“I am saving it up for next summer, Felix, when I will have a chance to give every word of it the reverence it deserves. I really don’t have any time for reading nowadays. There is always something more important that has to be attended to—For instance, the gasoline engine isn’t working again, and I had to ’phone in town for Slaytor to send a man out to-day, to see what is the matter this time.”
“And it is messy things like that you want me to write about!” he exclaimed. “About the gasoline engine going on another strike, and Drake’s forgetting to tell you we were all out of sugar until late Saturday night! Never mind, Mrs. Kennaston! you will be sorry for this, and you will weep the bitter tears of unavailing repentance, some day, when you ride in the front automobile with the Governor to the unveiling of my various monuments, and have fallen into the anecdotage of a great man’s widow.” He spoke lightly, but he was reflecting that in reality Kathleen did not read his book because she did not regard any of his doings very seriously. “Isn’t this the third time this week we have had herring for breakfast?” he inquired, pleasantly. “I think I will wait and let them scramble me a couple of eggs.

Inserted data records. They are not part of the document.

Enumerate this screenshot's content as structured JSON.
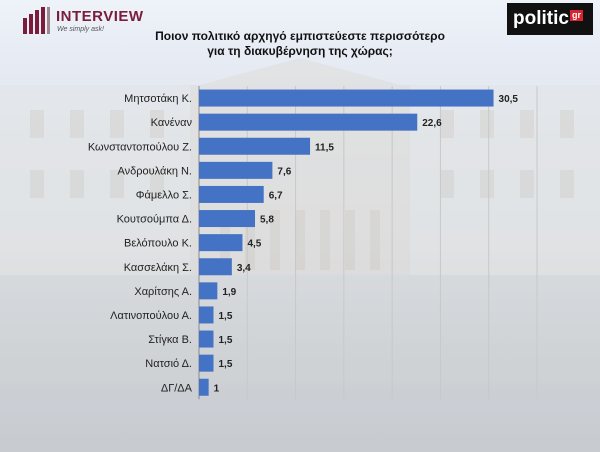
{
  "header": {
    "brand": "INTERVIEW",
    "tagline": "We simply ask!",
    "publisher": "politic",
    "publisher_suffix": "gr"
  },
  "colors": {
    "bar": "#4472c4",
    "brand": "#7a1c3a",
    "publisher_bg": "#111111",
    "publisher_accent": "#d9232e"
  },
  "chart_data": {
    "type": "bar",
    "orientation": "horizontal",
    "title": "Ποιον πολιτικό αρχηγό εμπιστεύεστε περισσότερο για τη διακυβέρνηση της χώρας;",
    "title_lines": [
      "Ποιον πολιτικό αρχηγό εμπιστεύεστε περισσότερο",
      "για τη διακυβέρνηση της χώρας;"
    ],
    "categories": [
      "Μητσοτάκη Κ.",
      "Κανέναν",
      "Κωνσταντοπούλου Ζ.",
      "Ανδρουλάκη Ν.",
      "Φάμελλο Σ.",
      "Κουτσούμπα Δ.",
      "Βελόπουλο Κ.",
      "Κασσελάκη Σ.",
      "Χαρίτσης Α.",
      "Λατινοπούλου Α.",
      "Στίγκα Β.",
      "Νατσιό Δ.",
      "ΔΓ/ΔΑ"
    ],
    "values": [
      30.5,
      22.6,
      11.5,
      7.6,
      6.7,
      5.8,
      4.5,
      3.4,
      1.9,
      1.5,
      1.5,
      1.5,
      1
    ],
    "value_labels": [
      "30,5",
      "22,6",
      "11,5",
      "7,6",
      "6,7",
      "5,8",
      "4,5",
      "3,4",
      "1,9",
      "1,5",
      "1,5",
      "1,5",
      "1"
    ],
    "xlim": [
      0,
      35
    ],
    "gridlines": true,
    "legend": "none"
  }
}
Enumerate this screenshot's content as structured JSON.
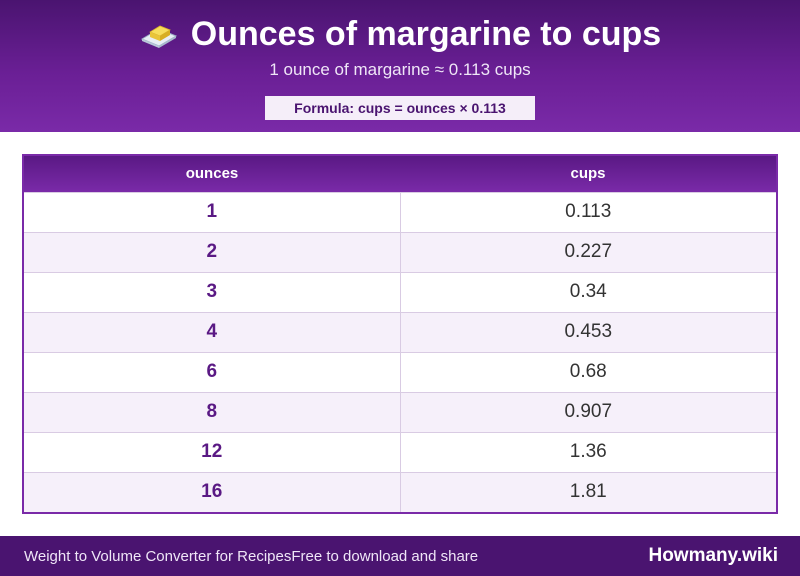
{
  "header": {
    "icon": "butter-icon",
    "title": "Ounces of margarine to cups",
    "subtitle": "1 ounce of margarine ≈ 0.113 cups",
    "formula": "Formula: cups = ounces × 0.113"
  },
  "table": {
    "columns": [
      "ounces",
      "cups"
    ],
    "rows": [
      {
        "ounces": "1",
        "cups": "0.113"
      },
      {
        "ounces": "2",
        "cups": "0.227"
      },
      {
        "ounces": "3",
        "cups": "0.34"
      },
      {
        "ounces": "4",
        "cups": "0.453"
      },
      {
        "ounces": "6",
        "cups": "0.68"
      },
      {
        "ounces": "8",
        "cups": "0.907"
      },
      {
        "ounces": "12",
        "cups": "1.36"
      },
      {
        "ounces": "16",
        "cups": "1.81"
      }
    ]
  },
  "footer": {
    "left_text_1": "Weight to Volume Converter for Recipes",
    "left_text_2": "Free to download and share",
    "brand": "Howmany.wiki"
  },
  "colors": {
    "header_dark": "#4a1470",
    "header_accent": "#7a2aa8",
    "row_alt": "#f6f0fa",
    "ounces_text": "#5a1984"
  }
}
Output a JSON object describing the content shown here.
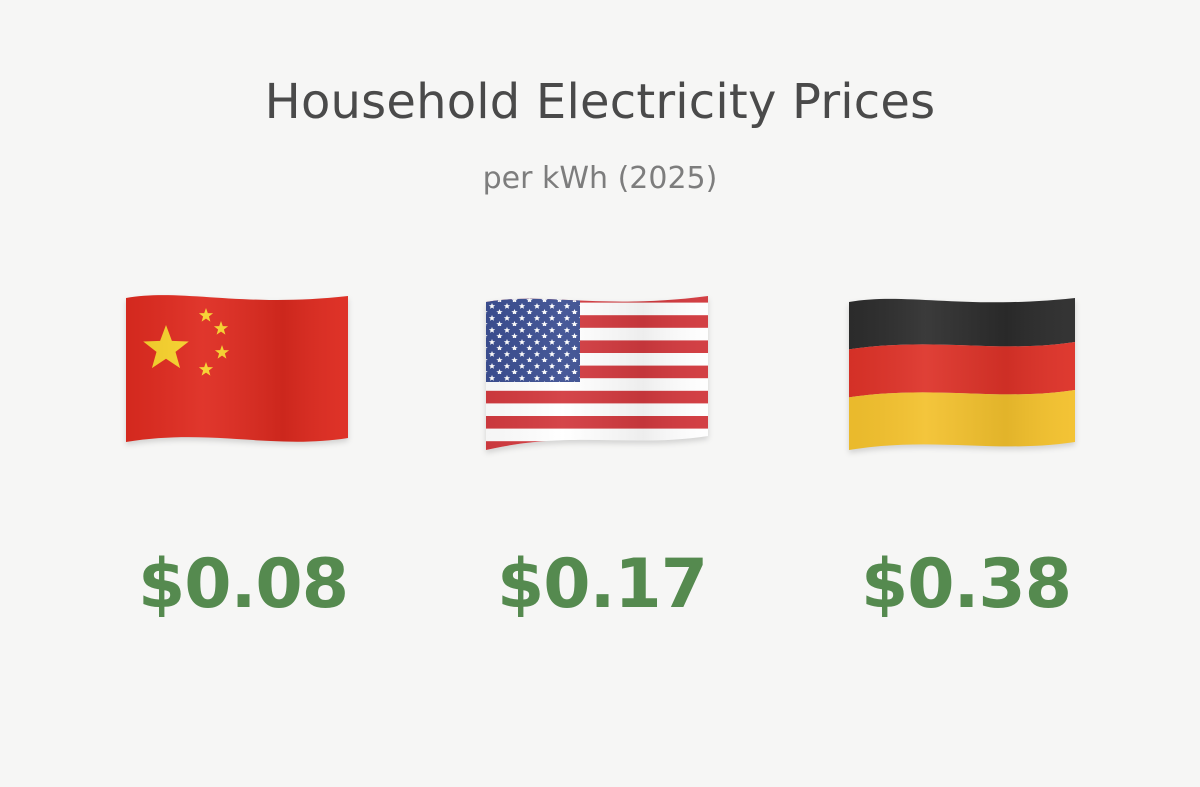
{
  "header": {
    "title": "Household Electricity Prices",
    "subtitle": "per kWh (2025)"
  },
  "colors": {
    "price_green": "#558a4f",
    "china_red": "#de2a1f",
    "china_yellow": "#f7d12b",
    "us_blue": "#3c4f92",
    "us_red": "#d23a3f",
    "germany_black": "#2c2c2c",
    "germany_red": "#dd3228",
    "germany_gold": "#f3c12d"
  },
  "countries": [
    {
      "flag_icon": "china-flag-icon",
      "price": "$0.08"
    },
    {
      "flag_icon": "usa-flag-icon",
      "price": "$0.17"
    },
    {
      "flag_icon": "germany-flag-icon",
      "price": "$0.38"
    }
  ]
}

It is evidently a trifle that has escaped your attention, my darling, during our long years of happy married life, that I don’t eat herring. But of course, just as you say, you have a number of much more important things than husbands to think about. I dislike having to put any one to any extra trouble on my account; but as it happens, I have a lot of work to do this morning, and I cannot very well get through it on an empty stomach.”
“We haven’t had it since Saturday, Felix.” Then wearily, to the serving-girl, “Cora, see if Mr. Kennaston can have some eggs.... I wish you wouldn’t upset things so, Felix. Your coffee will get stone-cold; and it is hard enough to keep servants as it is. Besides, you know perfectly well to-day is Thursday, and the library has to be thorough-cleaned.”
“That means of course I am to be turned out-of-doors and forced to waste a whole day somewhere in town. It is quite touching how my creature comforts are catered to in this house!”
And Kathleen began to laugh, ruefully. “You are just a great big baby, Felix. You are sulking and swelling up like a frog, because you think I don’t appreciate what a wonderful husband I have and what a wonderful book he has written.”
Then Kennaston began to laugh also. He knew that what she said was tolerably true, even to the batrachian simile. “When you insisted on adopting me, dear, you ought to have realized what you were letting yourself in for.”
“—And I do think,” Kathleen went on, evincing that conviction with which she as a rule repeated other people’s remarks—“that you ought to make your next book something that deals with real life. Men Who Loved Alison is beautifully written and all that, but, exactly as the Tucson Pioneer said, it is really just colorful soapbubbly nonsense.”
“Ah, but is it unadulterated nonsense, Kathleen, that somewhere living may be a uniformly noble transaction?” he debated—“and human passions never be in a poor way to find expression with adequate speech and action?” Pleased with the phrase, and feeling in a better temper, he began to butter a roll.
“I don’t know about that; but, in any event, people prefer to read about the life they are familiar with.”
“You touch on a disheartening truth. People never want to be told anything they do not believe already. Yet I quite fail to see why, in books or elsewhere, any one should wish to be reminded of what human life is actually like. For living is the one art in which mankind has never achieved distinction. It is perhaps an obscure sense of this that makes us think the begetting of mankind an undiscussable subject, and death a sublime and edifying topic.”